Macromolecular X-ray crystallography (XRC), nuclear magnetic resonance (NMR), and cryo-electron microscopy (cryoEM) are the primary techniques for determining atomic-level, three-dimensional structures of macromolecules essential for drug discovery. With advancements in artificial intelligence (AI) and cryoEM, the Protein Data Bank (PDB) is solidifying its role as a key resource for 3D macromolecular structures.

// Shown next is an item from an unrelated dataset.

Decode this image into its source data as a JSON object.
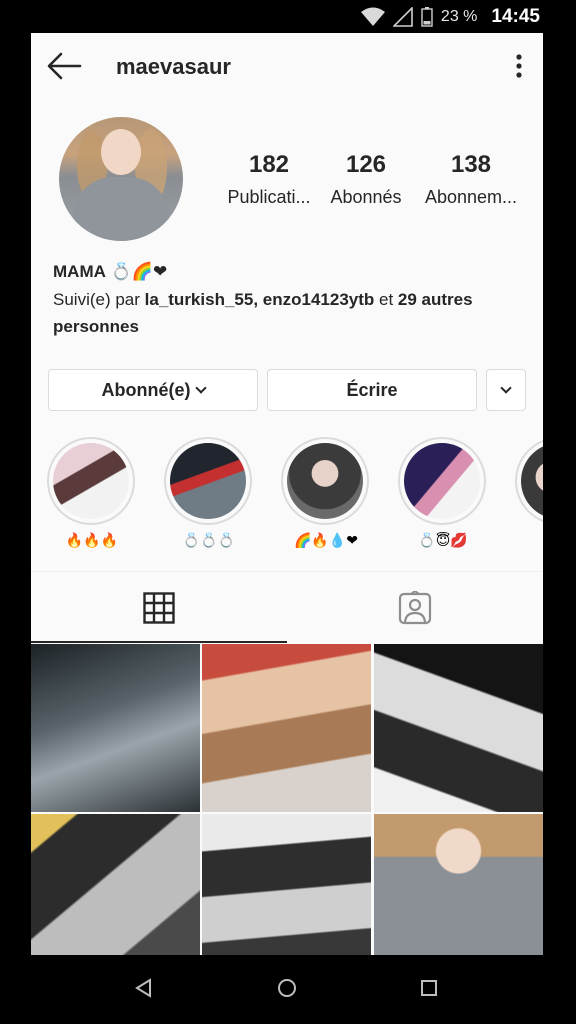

These developments underscore the growing need for enhanced quality metrics and robust validation standards for experimental structures. This review examines recent advancements in cryoEM for drug discovery, analyzing structure quality metrics, resolution improvements, metal-ligand and water molecule identification, and refinement software. It compares cryoEM with other techniques like XRC and NMR, emphasizing the global expansion of cryoEM facilities and its increasing significance in drug discovery. CryoEM is revolutionizing structural biology and drug discovery, particularly for large, complex structures in induced proximity and antibody-antigen interactions. It supports vaccine design, CAR T-cell optimization, gene editing, and gene therapy. Combined with AI, cryoEM enhances particle identification and 3D structure determination. With recent breakthroughs, cryoEM is emerging as a crucial tool in drug discovery, driving the development of new, effective therapies.